El agudo sonido resonó por la habitación, arrancándola violentamente del sueño.
Inhaló bruscamente, su pecho subiendo y bajando como si hubiera estado corriendo por millas.
La noche había sido intranquila, plagada de fragmentos de pesadillas, visiones de una vida que nunca conoció pero a la que se sentía profundamente ligada, como si siempre le hubiera pertenecido.
Últimamente, se había acostumbrado a irse a la cama con la expectativa de una pesadilla…, o más bien, de vivir en sus sueños una vida que no conocía.
Era como si cada noche se desprendiera de sí misma para vivir esa otra vida.
La noche anterior no fue diferente.

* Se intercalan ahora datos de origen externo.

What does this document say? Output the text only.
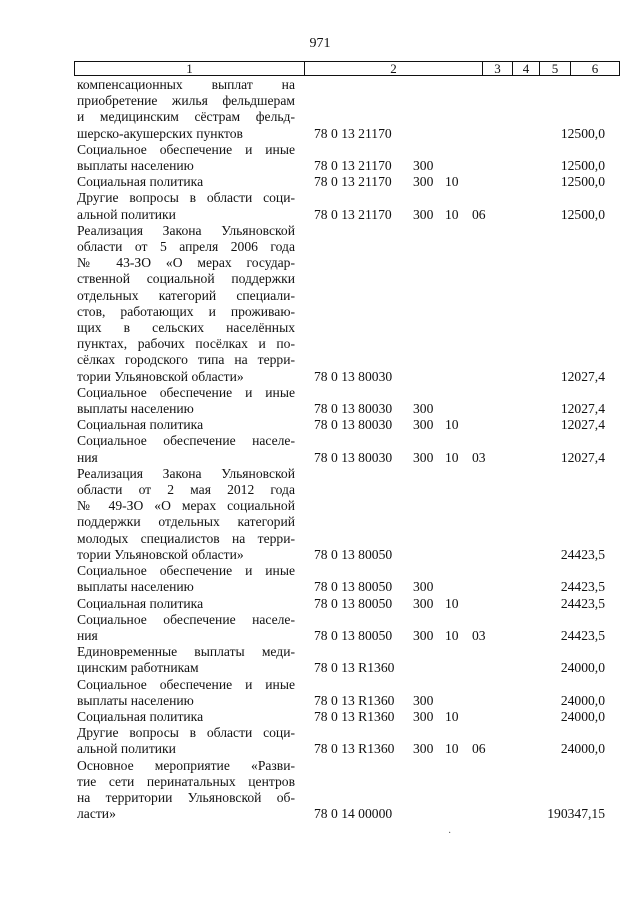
971
1	2	3	4	5	6
компенсационных выплат на
приобретение жилья фельдшерам
и медицинским сёстрам фельд-
шерско-акушерских пунктов	78 0 13 21170	12500,0
Социальное обеспечение и иные
выплаты населению	78 0 13 21170 300	12500,0
Социальная политика	78 0 13 21170 300 10	12500,0
Другие вопросы в области соци-
альной политики	78 0 13 21170 300 10 06	12500,0
Реализация Закона Ульяновской
области от 5 апреля 2006 года
№ 43-ЗО «О мерах государ-
ственной социальной поддержки
отдельных категорий специали-
стов, работающих и проживаю-
щих в сельских населённых
пунктах, рабочих посёлках и по-
сёлках городского типа на терри-
тории Ульяновской области»	78 0 13 80030	12027,4
Социальное обеспечение и иные
выплаты населению	78 0 13 80030 300	12027,4
Социальная политика	78 0 13 80030 300 10	12027,4
Социальное обеспечение населе-
ния	78 0 13 80030 300 10 03	12027,4
Реализация Закона Ульяновской
области от 2 мая 2012 года
№ 49-ЗО «О мерах социальной
поддержки отдельных категорий
молодых специалистов на терри-
тории Ульяновской области»	78 0 13 80050	24423,5
Социальное обеспечение и иные
выплаты населению	78 0 13 80050 300	24423,5
Социальная политика	78 0 13 80050 300 10	24423,5
Социальное обеспечение населе-
ния	78 0 13 80050 300 10 03	24423,5
Единовременные выплаты меди-
цинским работникам	78 0 13 R1360	24000,0
Социальное обеспечение и иные
выплаты населению	78 0 13 R1360 300	24000,0
Социальная политика	78 0 13 R1360 300 10	24000,0
Другие вопросы в области соци-
альной политики	78 0 13 R1360 300 10 06	24000,0
Основное мероприятие «Разви-
тие сети перинатальных центров
на территории Ульяновской об-
ласти»	78 0 14 00000	190347,15
·
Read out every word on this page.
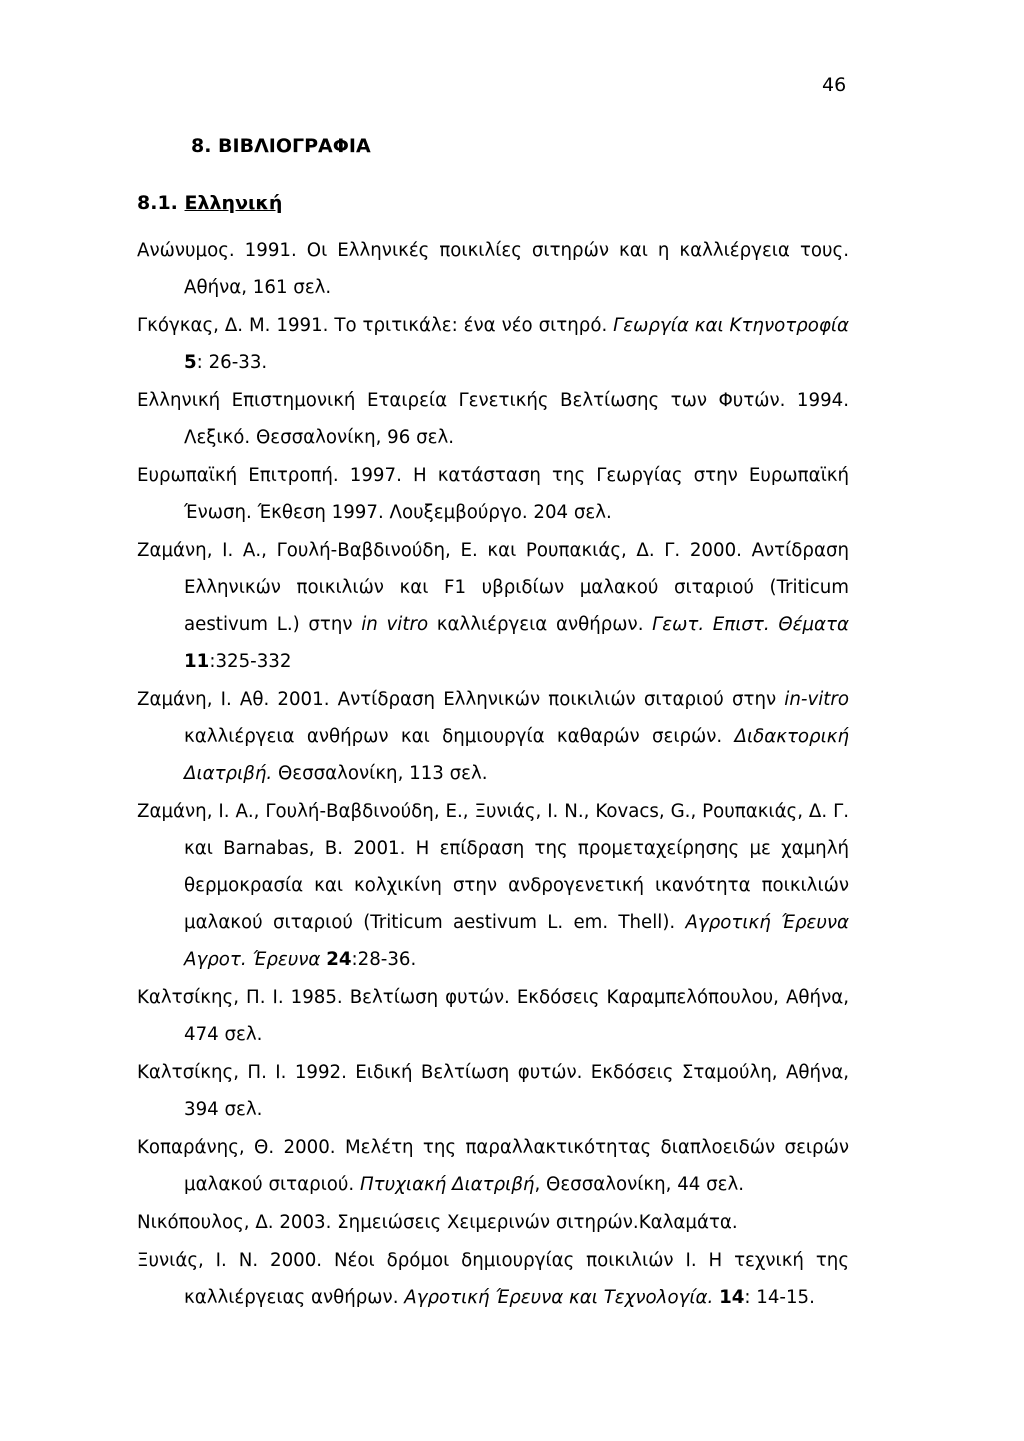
46
8. ΒΙΒΛΙΟΓΡΑΦΙΑ
8.1. Ελληνική
Ανώνυμος. 1991. Οι Ελληνικές ποικιλίες σιτηρών και η καλλιέργεια τους. Αθήνα, 161 σελ.
Γκόγκας, Δ. Μ. 1991. Το τριτικάλε: ένα νέο σιτηρό. Γεωργία και Κτηνοτροφία 5: 26-33.
Ελληνική Επιστημονική Εταιρεία Γενετικής Βελτίωσης των Φυτών. 1994. Λεξικό. Θεσσαλονίκη, 96 σελ.
Ευρωπαϊκή Επιτροπή. 1997. Η κατάσταση της Γεωργίας στην Ευρωπαϊκή Ένωση. Έκθεση 1997. Λουξεμβούργο. 204 σελ.
Ζαμάνη, Ι. Α., Γουλή-Βαβδινούδη, Ε. και Ρουπακιάς, Δ. Γ. 2000. Αντίδραση Ελληνικών ποικιλιών και F1 υβριδίων μαλακού σιταριού (Triticum aestivum L.) στην in vitro καλλιέργεια ανθήρων. Γεωτ. Επιστ. Θέματα 11:325-332
Ζαμάνη, Ι. Αθ. 2001. Αντίδραση Ελληνικών ποικιλιών σιταριού στην in-vitro καλλιέργεια ανθήρων και δημιουργία καθαρών σειρών. Διδακτορική Διατριβή. Θεσσαλονίκη, 113 σελ.
Ζαμάνη, Ι. Α., Γουλή-Βαβδινούδη, Ε., Ξυνιάς, Ι. Ν., Kovacs, G., Ρουπακιάς, Δ. Γ. και Barnabas, Β. 2001. Η επίδραση της προμεταχείρησης με χαμηλή θερμοκρασία και κολχικίνη στην ανδρογενετική ικανότητα ποικιλιών μαλακού σιταριού (Triticum aestivum L. em. Thell). Αγροτική Έρευνα Αγροτ. Έρευνα 24:28-36.
Καλτσίκης, Π. Ι. 1985. Βελτίωση φυτών. Εκδόσεις Καραμπελόπουλου, Αθήνα, 474 σελ.
Καλτσίκης, Π. Ι. 1992. Ειδική Βελτίωση φυτών. Εκδόσεις Σταμούλη, Αθήνα, 394 σελ.
Κοπαράνης, Θ. 2000. Μελέτη της παραλλακτικότητας διαπλοειδών σειρών μαλακού σιταριού. Πτυχιακή Διατριβή, Θεσσαλονίκη, 44 σελ.
Νικόπουλος, Δ. 2003. Σημειώσεις Χειμερινών σιτηρών.Καλαμάτα.
Ξυνιάς, Ι. Ν. 2000. Νέοι δρόμοι δημιουργίας ποικιλιών Ι. Η τεχνική της καλλιέργειας ανθήρων. Αγροτική Έρευνα και Τεχνολογία. 14: 14-15.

Para cuando finalmente se durmió, ya era más de medianoche.
Y el resultado fue que se quedó dormida.
Su mirada se desvió de nuevo hacia el reloj de la pared, y suspiró suavemente, con el agotamiento aún aferrado a sus huesos.
La luz de la mañana se filtraba por las cortinas, bañando la habitación con un suave resplandor que se sentía casi extraño después de la oscuridad de sus sueños.
Giró la cabeza ligeramente y miró a su lado.
Adrian seguía dormido.
Adrian seguía dormido.
Su mirada se detuvo en su rostro, recorriendo las líneas familiares que había llegado a reconocer: el corte afilado de su mandíbula, la fuerza serena grabada en sus facciones incluso en el descanso.
Había algo tranquilizador en verlo dormir, como si su presencia fuera el único recordatorio y la diferencia entre la realidad y los sueños.
Entonces, lentamente, su rostro comenzó a desdibujarse, arañando su subconsciente y, en poco tiempo, se superpuso con otro rostro.
Un rostro del pasado.
Se le cortó la respiración.
Un recuerdo le vino a la mente. Fue repentino, vívido y abrumador. Un recuerdo que había sido borrado de su mente hacía mucho tiempo.
Pero cómo se le había borrado de la mente seguía siendo un misterio.
Incluso ahora, nunca pensó que recordaría algo así, en una mañana como esta.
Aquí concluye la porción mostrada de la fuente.